OPINION:
Harry Reid still has one good eye, and it’s enough to read the handwriting on the wall. Announcing that he won’t run for a sixth term, he said Friday that he wants to “go out at the top of my game.” That’s a face-saving way of saying he doesn’t want to go out feet first.
“I don’t want to be a 42-year-old trying to become a designated hitter.” So he will retire two years hence and be available for an occasional appearance on Antiques Road Show.
Mr. Reid, 75, is in no danger of becoming 42 again, designated hitter or not, and his prospects for re-election were not good. The buzz about who could replace him started at once. It always does. The long goodbye is not a capital tradition. Sen. Charles Schumer of New York says he already has the support of “so many of my colleagues” to succeed Mr. Reid. But nobody gives up power easily on Capitol Hill, and Mr. Reid, lame duck or not, says he will remain the Democratic leader until he leaves, quacking, in January 2017. Mr. Schumer, who has been around for a while, knows that 20 months is a millennium in politics.
The Democrats dream of returning to the majority then, and they will in fact have the advantage of numbers in next year’s congressional elections, defending fewer seats than the Republicans. But Mr. Reid, who escaped defeat in 2010 only because the Republicans put up a weak candidate, knows that Republican candidates are across the board much stronger now, as the elections last November demonstrated.
Harry Reid has been a leader of considerable skill, having held the diminished Democrats together against the resurgent Republicans, who under Mitch McConnell as the majority leader are just now getting steady on their feet. As minority leader, he kept President Obama’s amnesty for illegal immigrants intact, and held the line against Republican attempts to do something about the trafficking of women and girls. The price of protecting women and girls was accepting the part of the legislation restricting government-subsidized abortions, and the Democrats have declined to pay the price. Better to traffic women.
The tributes to Mr. Reid reeked of eulogy following his Friday announcement, as if he were already gone and half-forgotten. Some of the tributes sounded forced, as if the eulogists were merely being polite. Many senators, including some Democrats, have chafed at the way he was majority leader, protecting the Obama agenda at all costs. He prevented free and full debate, and the Senate has always taken pride in being called “the world’s oldest deliberative body.” He angered Republicans when he changed ancient Senate rules to enable Democrats to overcome filibusters, all to confirm Mr. Obama’s judicial nominees by a simple majority vote, rather than a larger majority to insure a judicious confirmation. He took a certain pride, too, in pushing through Obamacare with no Republican votes.
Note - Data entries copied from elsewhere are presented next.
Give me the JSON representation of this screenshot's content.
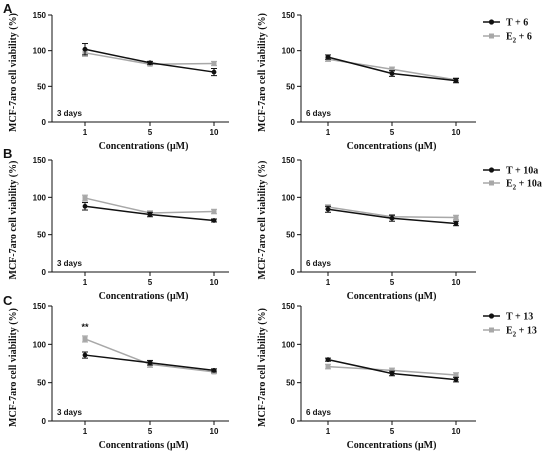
{
  "panel_labels": [
    "A",
    "B",
    "C"
  ],
  "legends": [
    [
      "T + 6",
      "E2 + 6"
    ],
    [
      "T + 10a",
      "E2 + 10a"
    ],
    [
      "T + 13",
      "E2 + 13"
    ]
  ],
  "colors": {
    "T": "#111111",
    "E2": "#a8a8a8"
  },
  "chart_data": [
    {
      "type": "line",
      "row": 0,
      "col": 0,
      "annotation": "3 days",
      "xlabel": "Concentrations (μM)",
      "ylabel": "MCF-7aro cell viability (%)",
      "categories": [
        "1",
        "5",
        "10"
      ],
      "ylim": [
        0,
        150
      ],
      "yticks": [
        0,
        50,
        100,
        150
      ],
      "series": [
        {
          "name": "T + 6",
          "values": [
            102,
            83,
            70
          ],
          "err": [
            8,
            2,
            5
          ]
        },
        {
          "name": "E2 + 6",
          "values": [
            97,
            81,
            82
          ],
          "err": [
            5,
            2,
            3
          ]
        }
      ]
    },
    {
      "type": "line",
      "row": 0,
      "col": 1,
      "annotation": "6 days",
      "xlabel": "Concentrations (μM)",
      "ylabel": "MCF-7aro cell viability (%)",
      "categories": [
        "1",
        "5",
        "10"
      ],
      "ylim": [
        0,
        150
      ],
      "yticks": [
        0,
        50,
        100,
        150
      ],
      "series": [
        {
          "name": "T + 6",
          "values": [
            91,
            68,
            58
          ],
          "err": [
            3,
            4,
            3
          ]
        },
        {
          "name": "E2 + 6",
          "values": [
            88,
            74,
            59
          ],
          "err": [
            3,
            3,
            3
          ]
        }
      ]
    },
    {
      "type": "line",
      "row": 1,
      "col": 0,
      "annotation": "3 days",
      "xlabel": "Concentrations (μM)",
      "ylabel": "MCF-7aro cell viability (%)",
      "categories": [
        "1",
        "5",
        "10"
      ],
      "ylim": [
        0,
        150
      ],
      "yticks": [
        0,
        50,
        100,
        150
      ],
      "series": [
        {
          "name": "T + 10a",
          "values": [
            88,
            77,
            69
          ],
          "err": [
            5,
            3,
            2
          ]
        },
        {
          "name": "E2 + 10a",
          "values": [
            99,
            79,
            81
          ],
          "err": [
            4,
            3,
            3
          ]
        }
      ]
    },
    {
      "type": "line",
      "row": 1,
      "col": 1,
      "annotation": "6 days",
      "xlabel": "Concentrations (μM)",
      "ylabel": "MCF-7aro cell viability (%)",
      "categories": [
        "1",
        "5",
        "10"
      ],
      "ylim": [
        0,
        150
      ],
      "yticks": [
        0,
        50,
        100,
        150
      ],
      "series": [
        {
          "name": "T + 10a",
          "values": [
            84,
            72,
            65
          ],
          "err": [
            4,
            4,
            3
          ]
        },
        {
          "name": "E2 + 10a",
          "values": [
            87,
            74,
            73
          ],
          "err": [
            3,
            3,
            3
          ]
        }
      ]
    },
    {
      "type": "line",
      "row": 2,
      "col": 0,
      "annotation": "3 days",
      "marker": "**",
      "xlabel": "Concentrations (μM)",
      "ylabel": "MCF-7aro cell viability (%)",
      "categories": [
        "1",
        "5",
        "10"
      ],
      "ylim": [
        0,
        150
      ],
      "yticks": [
        0,
        50,
        100,
        150
      ],
      "series": [
        {
          "name": "T + 13",
          "values": [
            86,
            76,
            66
          ],
          "err": [
            4,
            3,
            2
          ]
        },
        {
          "name": "E2 + 13",
          "values": [
            107,
            74,
            64
          ],
          "err": [
            4,
            4,
            2
          ]
        }
      ]
    },
    {
      "type": "line",
      "row": 2,
      "col": 1,
      "annotation": "6 days",
      "xlabel": "Concentrations (μM)",
      "ylabel": "MCF-7aro cell viability (%)",
      "categories": [
        "1",
        "5",
        "10"
      ],
      "ylim": [
        0,
        150
      ],
      "yticks": [
        0,
        50,
        100,
        150
      ],
      "series": [
        {
          "name": "T + 13",
          "values": [
            80,
            62,
            54
          ],
          "err": [
            2,
            3,
            3
          ]
        },
        {
          "name": "E2 + 13",
          "values": [
            71,
            66,
            60
          ],
          "err": [
            3,
            3,
            3
          ]
        }
      ]
    }
  ]
}
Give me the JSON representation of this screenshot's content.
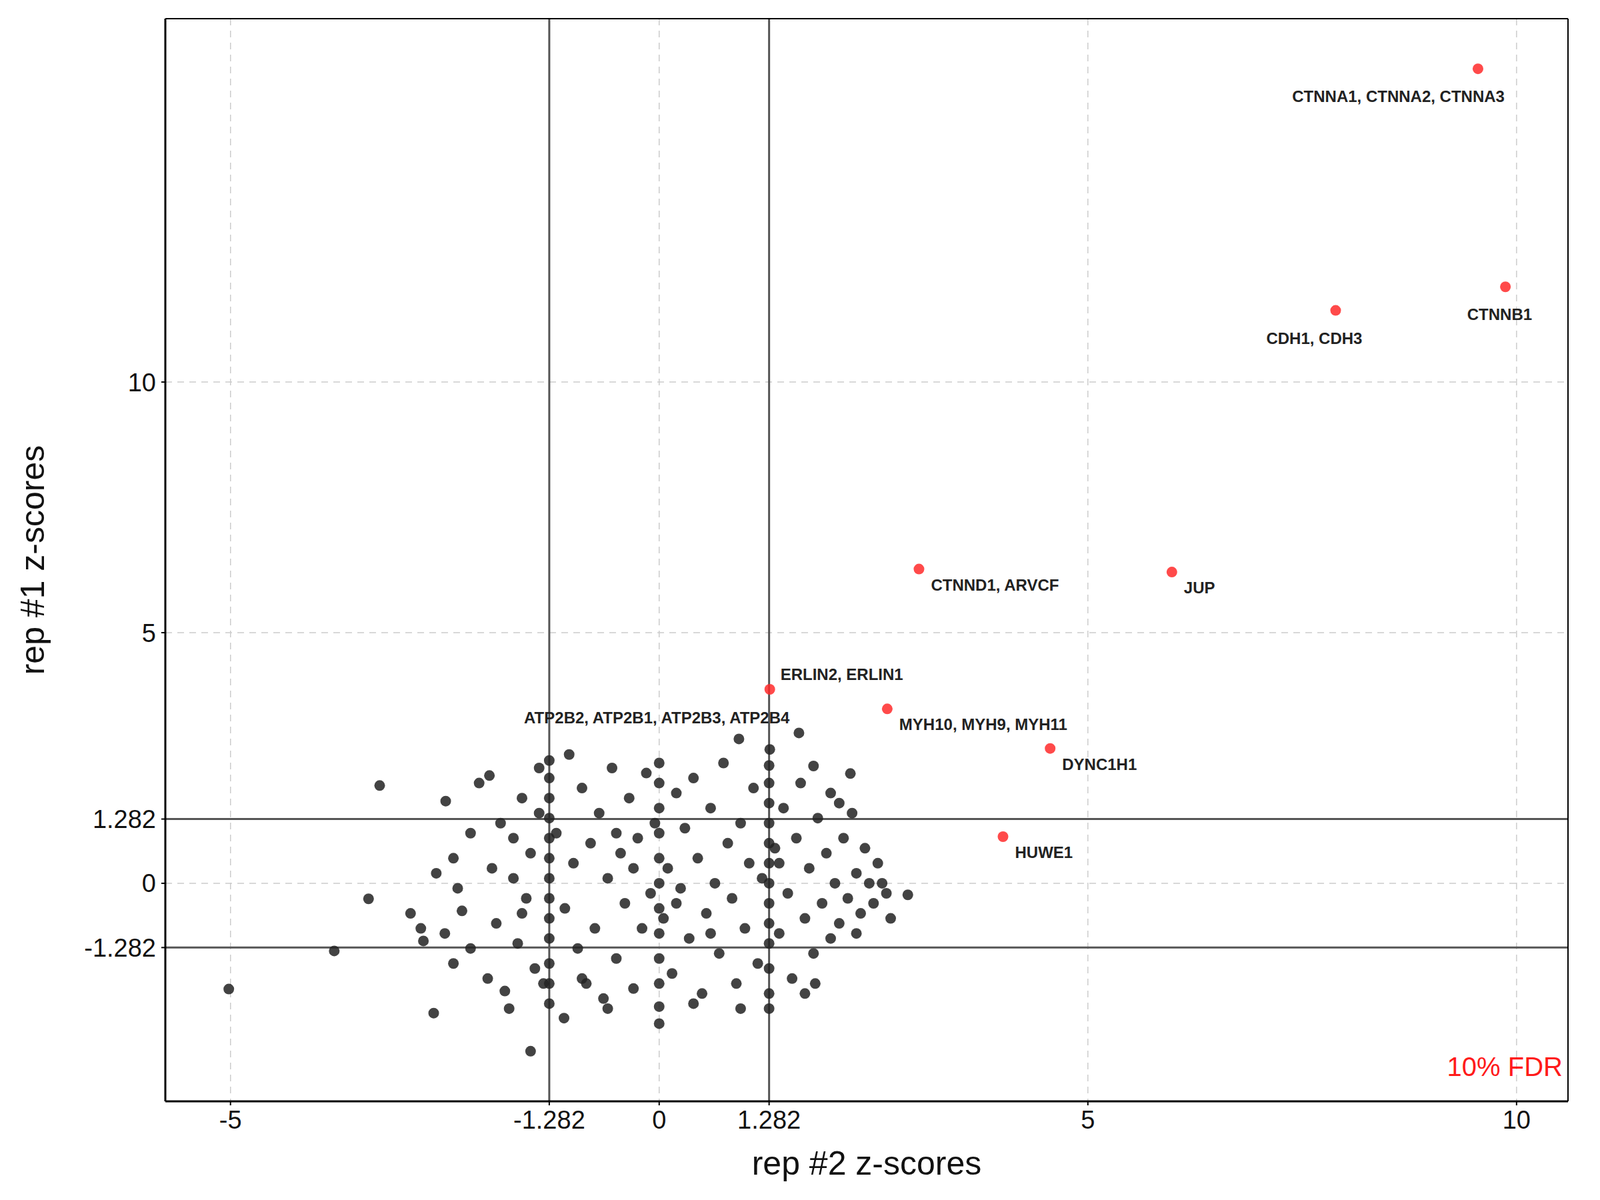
{
  "chart_data": {
    "type": "scatter",
    "x_label": "rep #2 z-scores",
    "y_label": "rep #1 z-scores",
    "xlim": [
      -5.76,
      10.6
    ],
    "ylim": [
      -4.35,
      17.25
    ],
    "xticks": [
      -5,
      -1.282,
      0,
      1.282,
      5,
      10
    ],
    "yticks": [
      -1.282,
      0,
      1.282,
      5,
      10
    ],
    "grid": true,
    "reference_lines": {
      "x": [
        -1.282,
        1.282
      ],
      "y": [
        -1.282,
        1.282
      ]
    },
    "annotations": [
      {
        "text": "10% FDR",
        "color": "#ff1a1a"
      }
    ],
    "series": [
      {
        "color": "#222222",
        "marker": "circle",
        "x": [
          -5.02,
          -3.79,
          -3.39,
          -3.26,
          -2.63,
          -2.49,
          -1.5,
          -1.11,
          0,
          2.9,
          2.7,
          0.93,
          1.29,
          1.8,
          2.23,
          -1.98,
          -1.4,
          -1.05,
          -2.78,
          -2.75,
          -2.4,
          -2.4,
          -2.35,
          -2.3,
          -2.2,
          -2.2,
          -2.0,
          -1.95,
          -1.9,
          -1.85,
          -1.8,
          -1.7,
          -1.65,
          -1.6,
          -1.55,
          -1.5,
          -1.45,
          -1.282,
          -1.282,
          -1.282,
          -1.282,
          -1.282,
          -1.282,
          -1.282,
          -1.282,
          -1.282,
          -1.282,
          -1.282,
          -1.282,
          -1.282,
          -1.2,
          -1.1,
          -1.0,
          -0.95,
          -0.9,
          -0.85,
          -0.8,
          -0.75,
          -0.7,
          -0.65,
          -0.6,
          -0.55,
          -0.5,
          -0.45,
          -0.4,
          -0.35,
          -0.3,
          -0.25,
          -0.2,
          -0.15,
          -0.1,
          -0.05,
          0,
          0,
          0,
          0,
          0,
          0,
          0,
          0,
          0,
          0,
          0,
          0.05,
          0.1,
          0.15,
          0.2,
          0.25,
          0.3,
          0.35,
          0.4,
          0.45,
          0.5,
          0.55,
          0.6,
          0.65,
          0.7,
          0.75,
          0.8,
          0.85,
          0.9,
          0.95,
          1.0,
          1.05,
          1.1,
          1.15,
          1.2,
          1.282,
          1.282,
          1.282,
          1.282,
          1.282,
          1.282,
          1.282,
          1.282,
          1.282,
          1.282,
          1.282,
          1.282,
          1.282,
          1.35,
          1.4,
          1.45,
          1.5,
          1.55,
          1.6,
          1.65,
          1.7,
          1.75,
          1.8,
          1.85,
          1.9,
          1.95,
          2.0,
          2.0,
          2.05,
          2.1,
          2.15,
          2.2,
          2.25,
          2.3,
          2.35,
          2.4,
          2.45,
          2.5,
          2.55,
          2.6,
          2.65,
          -2.9,
          -2.6,
          -2.1,
          -1.75,
          -1.6,
          -1.4,
          -1.35,
          -0.9,
          -0.6,
          0.4,
          0.95,
          1.7,
          1.82,
          2.1,
          2.3,
          -0.3,
          0.2,
          -0.5,
          0.6,
          -1.7,
          1.4,
          -2.5
        ],
        "y": [
          -2.11,
          -1.35,
          -0.31,
          1.95,
          -2.59,
          1.64,
          -3.35,
          -2.69,
          -2.46,
          -0.23,
          -0.7,
          2.88,
          2.67,
          2.34,
          2.19,
          2.15,
          2.3,
          2.57,
          -0.9,
          -1.15,
          -1.6,
          0.5,
          -0.1,
          -0.55,
          1.0,
          -1.3,
          -1.9,
          0.3,
          -0.8,
          1.2,
          -2.15,
          0.9,
          -1.2,
          1.7,
          -0.3,
          0.6,
          -1.7,
          -2.0,
          -1.6,
          -1.1,
          -0.7,
          -0.3,
          0.1,
          0.5,
          0.9,
          1.3,
          1.7,
          2.1,
          2.45,
          -2.4,
          1.0,
          -0.5,
          0.4,
          -1.3,
          1.9,
          -2.0,
          0.8,
          -0.9,
          1.4,
          -2.3,
          0.1,
          2.3,
          -1.5,
          0.6,
          -0.4,
          1.7,
          -2.1,
          0.9,
          -0.9,
          2.2,
          -0.2,
          1.2,
          -2.0,
          -1.5,
          -1.0,
          -0.5,
          0,
          0.5,
          1.0,
          1.5,
          2.0,
          2.4,
          -2.8,
          -0.7,
          0.3,
          -1.8,
          1.8,
          -0.1,
          1.1,
          -1.1,
          2.1,
          0.5,
          -2.2,
          -0.6,
          1.5,
          0,
          -1.4,
          2.4,
          0.8,
          -0.3,
          -2.0,
          1.2,
          -0.9,
          0.4,
          1.9,
          -1.6,
          0.1,
          -2.2,
          -1.7,
          -1.2,
          -0.8,
          -0.4,
          0,
          0.4,
          0.8,
          1.2,
          1.6,
          2.0,
          2.35,
          -2.5,
          0.7,
          -1.0,
          1.5,
          -0.2,
          -1.9,
          0.9,
          2.0,
          -0.7,
          0.3,
          -1.4,
          1.3,
          -0.4,
          0.6,
          -1.1,
          1.8,
          0,
          -0.8,
          0.9,
          -0.3,
          1.4,
          0.2,
          -0.6,
          0.7,
          0,
          -0.4,
          0.4,
          0,
          -0.2,
          -0.6,
          0.2,
          2.0,
          -2.5,
          -0.6,
          1.4,
          -2.0,
          -1.9,
          -2.5,
          -2.4,
          -2.5,
          -2.2,
          -2.0,
          1.6,
          -1.0,
          0.3,
          -0.4,
          1.0,
          -1.0,
          0.1,
          0.4,
          -1.0
        ]
      },
      {
        "color": "#222222",
        "marker": "circle",
        "x": [
          1.63
        ],
        "y": [
          3.0
        ],
        "labels": [
          "ATP2B2, ATP2B1, ATP2B3, ATP2B4"
        ]
      },
      {
        "color": "#ff2a2a",
        "marker": "circle",
        "x": [
          9.55,
          9.87,
          7.89,
          3.03,
          5.98,
          1.29,
          2.66,
          4.56,
          4.01
        ],
        "y": [
          16.25,
          11.9,
          11.43,
          6.27,
          6.21,
          3.87,
          3.48,
          2.69,
          0.93
        ],
        "labels": [
          "CTNNA1, CTNNA2, CTNNA3",
          "CTNNB1",
          "CDH1, CDH3",
          "CTNND1, ARVCF",
          "JUP",
          "ERLIN2, ERLIN1",
          "MYH10, MYH9, MYH11",
          "DYNC1H1",
          "HUWE1"
        ]
      }
    ]
  }
}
Mr. Reid evolved at home in Nevada as his constituency evolved, and he traded conviction for convenience. Mr. Reid, a devout Mormon, came to Washington firmly against abortion, and became its champion to satisfy the noisy feminists.
He evolved in other ways, too. He says many harsh things about the Citizens United decision, in which the Supreme Court declined to parse and wound the First Amendment. He decries the flood of “rich folks’ money” into politics that changed Congress, but acknowledges that he has had to use rich folks’ money to keep the Democrats “competitive.” But that’s different, of course. Ain’t it always?